The more you know, the safer you can keep your home (and family) from serious dangers like fire. There are a number of common fire hazards you might not have thought of. Read on to see how to make your home more fire-proof.
1. Dryer Lint
Make sure your dryer’s lint catcher is cleaned every time you use the machine. Lint is flammable and it can build up quickly, especially when you dry heavier materials like towels. With how hot dryers can get, a lint trap neglected for too long can catch fire and lead to big trouble.
You’ve probably noticed how hot your laptop feels when you’ve been using it for a while. They have fans built in to help disperse the heat, but if you keep your laptop on the wrong kind of surface, you can actually block the vent and keep the fan from doing its job (assuming it does it well in the first place).
Don’t leave laptops on soft surfaces like beds, couches, or blankets. Fabrics around the laptop can keep air from circulating near the laptop fan, and you can end up with a dangerous buildup of heat surrounded by flammable materials.
3. 9-Volt Batteries
Be very careful about storing 9-volt batteries. Because 9-volts have both positive and negative nodes together on the same side, if the top of a 9-volt rubs against something metal, you could have a very dangerous situation.
In fact, in Pennsylvania home fire started in a junk drawer because a 9-volt battery was kept in a bag with other loose batteries and ended up igniting one of them. So make sure you store and dispose of batteries properly. You may also want to use electrical tape to securely cover the nodes of loose 9-volt batteries.

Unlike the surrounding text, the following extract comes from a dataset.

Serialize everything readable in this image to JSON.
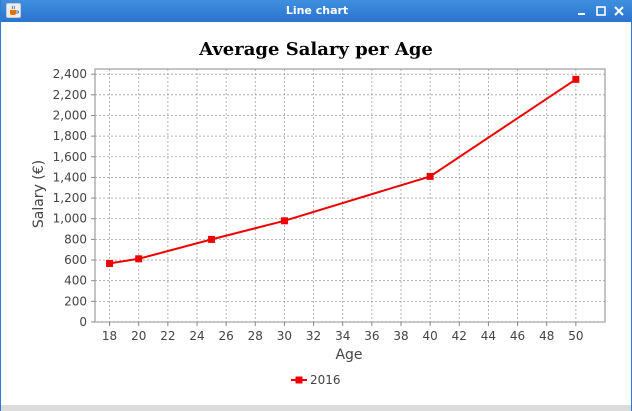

Layers of dust building up around electrical sockets and power strips can be a real hazard. A spark or simply a build-up of heat from the sockets and plugs can ignite dust. So keep the areas around sockets and strips clean, especially the ones that might be behind furniture (like a TV stand or computer desk), since you may not think to dust back there regularly.
5. Paper Clutter
Stacks of newspapers, magazines, or other loose papers can built up whether you mean them to or not. If those stacks of paper are too close to outlets or sources of heat like a vent or a space heater, they could literally go up in flames. If you must keep them, keep them in a cool dry place away from heat sources.
6. Kitchen clutter
Experts recommend that you keep combustible items and materials (think cookbooks and kitchen towels) at least three feet away from the stovetop burners.
The kitchen is one of the most common places for home fires to start, so keep counters clear as much as possible, and always stay in the kitchen while you’re cooking or burners are on.
And don’t forget to check your smoke alarms!